No primeiro trimestre de 2022 a pioneira do mercado de streaming reportou, pela primeira vez desde 2011, uma queda no número de assinaturas.

A base de assinantes da plataforma teve uma redução de 200 mil usuários, sentindo os impactos da saída da Netflix da Rússia, além de um aumento da concorrência com a chegada de novas empresas a esse mercado, em momento negativo de inflação elevada.

Com a estreia da quarta temporada de Stranger Things, no entanto, a base de assinantes pode registrar uma rápida recuperação. Os números só serão conhecidos, de fato, nos próximos balanços corporativos da companhia, mas já é possível ter alguma ideia do impacto da série nos resultados da Netflix.

Os números de Stranger Things

Depois de três anos de espera por novos capítulos, o primeiro volume de episódios da quarta temporada, lançados no último 27 de maio, já ocupou o posto de maior estreia de língua inglesa da Netflix, com impressionantes 286,7 milhões de horas assistidas ao redor do mundo apenas no final de semana de estreia, de acordo com informações divulgadas pela companhia.

Além dos números de visualizações, uma avalanche de comentários sobre Stranger Things tomaram conta das redes sociais.
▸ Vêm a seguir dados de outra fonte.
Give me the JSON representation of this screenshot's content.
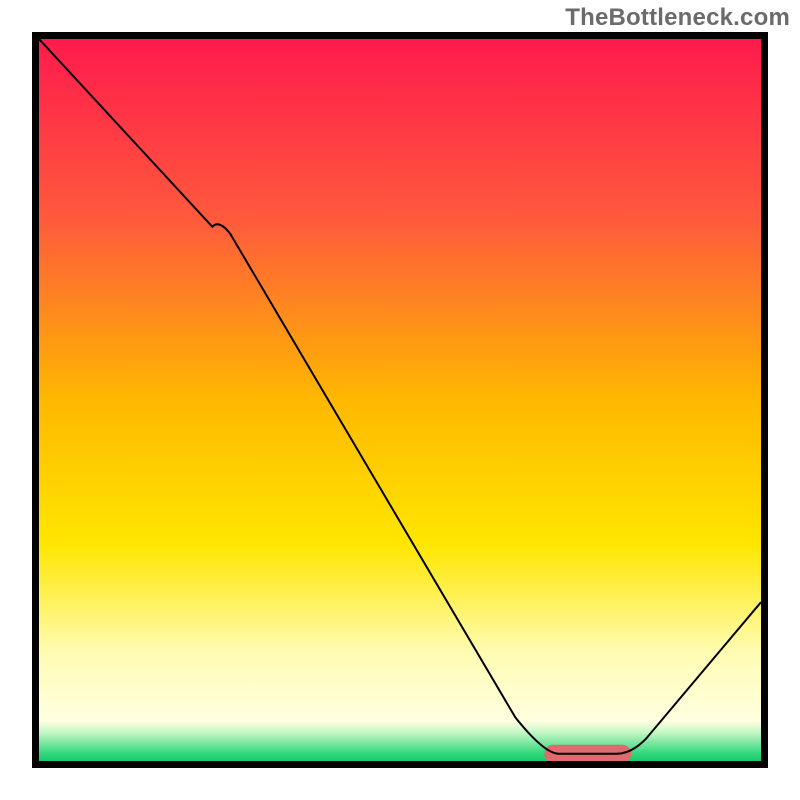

Só no Twitter, foram cerca de 5 milhões de menções à série no dia de lançamento do volume um da nova temporada e, depois disso, mais uma enxurrada de postagens na rede social do passarinho, TikTok, Instagram, YouTube e diversas outras plataformas.

Para assistir aos primeiros oitos episódios, quem não tinha conta precisou criar uma. E aí, "o jeito Netflix de assistir séries" deu as caras. O jornalista Paulo Gustavo Pereira, especializado em entretenimento, explica que a ideia de maratonar uma série nasceu com a Netflix e com Stranger Things o modelo não foi diferente. Até aqui.

Divisão das temporadas

Com a crescente competição no mercado do streaming audiovisual, as empresas precisaram adotar estratégias para fidelizar seus assinantes e mantê-los pelo maior tempo possível com a conta ativa. Disney+, por exemplo, passou a lançar séries com um episódio por semana (prática comum, até então, na televisão, mas não nos streamings). Outras plataformas seguiram o rastro, relata o especialista.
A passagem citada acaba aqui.